Il suicidio economico collettivo di un intero continente, se pure venisse accettato dai suoi abitanti, orwellianamente condizionati dai mezzi di informazione, verrebbe comunque rifiutato dai mercati. Questi manifestano un nervosismo sempre maggiore di fronte alle politiche di austerità praticate dai vari garzoni di bottega, che il grande creditore teutonico ha inviato in giro per l’Europa a riscuotere i sospesi. Il pragmatismo anglosassone dei mercati capisce che una volta ridotta l’Europa a un deserto economico, non ce ne sarebbe più per nessuno, avrebbero perso tutti, soprattutto i creditori. L’intransigenza di stampo “leghista” della cancelliera Merkel, foriera di tensioni internazionali, viene criticata da tempo anche all’interno del suo stesso Paese. “Non è una donna molto intelligente”, dichiarava già nel 2010 l’ex cancelliere Helmut Schmidt all’Handelsblatt, sostenendo come la politica della Bundesbank, alla quale la Merkel rigorosamente si conformava e tuttora si conforma, fosse sostanzialmente contraria alla logica dell’integrazione europea, e come il mercantilismo, la politica economica basata sul perseguimento del surplus estero a tutti i costi, fosse, nel lungo periodo, fallimentare. Dopo più di dieci anni, al lungo periodo, e quindi al fallimento, possiamo dire di esserci arrivati.
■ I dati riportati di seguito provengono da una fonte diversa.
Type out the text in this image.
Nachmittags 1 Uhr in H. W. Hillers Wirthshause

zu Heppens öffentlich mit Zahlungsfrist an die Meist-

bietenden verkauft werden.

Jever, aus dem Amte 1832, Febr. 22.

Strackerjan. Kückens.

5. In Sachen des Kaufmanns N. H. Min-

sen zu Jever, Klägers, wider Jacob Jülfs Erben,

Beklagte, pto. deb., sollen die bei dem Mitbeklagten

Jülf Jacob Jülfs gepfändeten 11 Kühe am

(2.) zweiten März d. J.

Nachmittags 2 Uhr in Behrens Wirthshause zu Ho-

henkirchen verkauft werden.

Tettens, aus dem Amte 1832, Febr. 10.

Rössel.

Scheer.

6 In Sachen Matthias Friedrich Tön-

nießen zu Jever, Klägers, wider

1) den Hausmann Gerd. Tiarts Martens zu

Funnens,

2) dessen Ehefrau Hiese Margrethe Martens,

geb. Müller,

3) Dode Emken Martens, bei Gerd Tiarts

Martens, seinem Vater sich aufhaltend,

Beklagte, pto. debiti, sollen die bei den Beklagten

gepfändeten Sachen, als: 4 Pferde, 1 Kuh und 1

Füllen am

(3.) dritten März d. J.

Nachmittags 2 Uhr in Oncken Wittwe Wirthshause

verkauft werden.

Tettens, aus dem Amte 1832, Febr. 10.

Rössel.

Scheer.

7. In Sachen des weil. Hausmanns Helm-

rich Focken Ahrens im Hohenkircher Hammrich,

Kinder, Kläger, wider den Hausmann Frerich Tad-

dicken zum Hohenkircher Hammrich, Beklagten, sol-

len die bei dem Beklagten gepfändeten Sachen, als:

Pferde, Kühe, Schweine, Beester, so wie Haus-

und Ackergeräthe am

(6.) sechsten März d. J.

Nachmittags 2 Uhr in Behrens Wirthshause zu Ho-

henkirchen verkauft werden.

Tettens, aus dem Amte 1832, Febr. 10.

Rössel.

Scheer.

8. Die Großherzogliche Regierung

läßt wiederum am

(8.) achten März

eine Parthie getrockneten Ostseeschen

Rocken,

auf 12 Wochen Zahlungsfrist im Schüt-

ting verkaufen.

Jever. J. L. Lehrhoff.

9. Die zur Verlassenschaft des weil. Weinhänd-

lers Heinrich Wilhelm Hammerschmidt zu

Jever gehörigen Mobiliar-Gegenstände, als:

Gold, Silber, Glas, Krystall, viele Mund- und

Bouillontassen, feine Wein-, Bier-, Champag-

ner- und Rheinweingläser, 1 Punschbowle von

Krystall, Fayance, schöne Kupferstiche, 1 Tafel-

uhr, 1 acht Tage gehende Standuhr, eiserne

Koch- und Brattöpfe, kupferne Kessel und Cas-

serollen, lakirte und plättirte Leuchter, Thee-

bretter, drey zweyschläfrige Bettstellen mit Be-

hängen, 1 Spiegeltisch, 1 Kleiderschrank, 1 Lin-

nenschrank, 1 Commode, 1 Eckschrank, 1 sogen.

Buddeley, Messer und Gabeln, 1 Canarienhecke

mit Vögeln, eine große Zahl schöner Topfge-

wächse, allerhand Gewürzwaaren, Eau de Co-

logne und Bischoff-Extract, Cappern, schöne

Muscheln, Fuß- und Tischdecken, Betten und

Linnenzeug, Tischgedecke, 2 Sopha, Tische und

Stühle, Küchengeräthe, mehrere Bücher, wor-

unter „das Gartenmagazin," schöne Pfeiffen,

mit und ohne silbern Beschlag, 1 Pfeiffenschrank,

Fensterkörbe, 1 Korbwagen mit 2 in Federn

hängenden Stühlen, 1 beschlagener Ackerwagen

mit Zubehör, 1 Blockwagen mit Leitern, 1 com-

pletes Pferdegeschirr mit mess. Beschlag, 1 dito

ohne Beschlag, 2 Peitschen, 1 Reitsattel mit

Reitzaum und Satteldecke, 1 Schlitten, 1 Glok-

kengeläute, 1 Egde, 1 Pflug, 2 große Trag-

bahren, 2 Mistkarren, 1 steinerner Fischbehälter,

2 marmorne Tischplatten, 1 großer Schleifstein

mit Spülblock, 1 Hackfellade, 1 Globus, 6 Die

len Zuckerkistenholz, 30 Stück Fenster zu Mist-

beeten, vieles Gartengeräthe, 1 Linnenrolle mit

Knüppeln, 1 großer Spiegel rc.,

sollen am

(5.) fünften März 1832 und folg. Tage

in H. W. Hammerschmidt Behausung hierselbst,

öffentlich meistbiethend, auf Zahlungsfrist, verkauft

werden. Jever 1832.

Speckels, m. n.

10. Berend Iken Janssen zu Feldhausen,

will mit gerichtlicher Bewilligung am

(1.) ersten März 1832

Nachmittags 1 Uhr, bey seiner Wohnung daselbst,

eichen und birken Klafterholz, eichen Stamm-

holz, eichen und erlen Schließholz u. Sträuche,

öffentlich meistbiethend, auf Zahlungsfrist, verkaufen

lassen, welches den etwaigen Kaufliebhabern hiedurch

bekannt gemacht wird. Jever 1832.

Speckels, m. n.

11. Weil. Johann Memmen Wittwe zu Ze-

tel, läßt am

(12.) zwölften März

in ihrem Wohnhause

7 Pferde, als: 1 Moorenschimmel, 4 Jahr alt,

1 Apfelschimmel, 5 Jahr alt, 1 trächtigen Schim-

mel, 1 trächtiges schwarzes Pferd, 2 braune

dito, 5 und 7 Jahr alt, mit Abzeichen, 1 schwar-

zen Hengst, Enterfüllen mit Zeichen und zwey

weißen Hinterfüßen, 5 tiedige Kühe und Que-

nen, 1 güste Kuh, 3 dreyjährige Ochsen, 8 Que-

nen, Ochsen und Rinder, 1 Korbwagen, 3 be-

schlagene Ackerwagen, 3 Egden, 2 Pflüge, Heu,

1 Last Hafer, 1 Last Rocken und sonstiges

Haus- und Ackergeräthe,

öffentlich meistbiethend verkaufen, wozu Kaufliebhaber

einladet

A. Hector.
Fin quando la crisi ha messo in ginocchio il piccolo mercato della Grecia, poco male. Ma ora che i consumi calano drasticamente in mercati come l’Italia e la Francia, gli operatori finanziari si preoccupano. In particolari gli operatori anglosassoni, che già premono da un po’ di tempo per una ridefinizione del mercato unico. Quello che prima andava bene allegramente ora non va più bene.

Finirà che i poteri forti appoggeranno Grillo?

E’ una sciocchezza, ovviamente, scusate ma mi serviva per il titolo. Però questa forza antieuro che vaticina il commentatore, allo stato attuale, o è Berlusconi, liberato da qualche pastoia di non poco conto, con una svolta netta in quel senso, mentre finora è stato abbastanza ondivago, oppure è Grillo. Ma non è esclusa una convergenza oggettiva, in caso di referendum.

Ne vedremo delle belle, nel breve periodo. Nel lungo, come si sa, saremo tutti morti.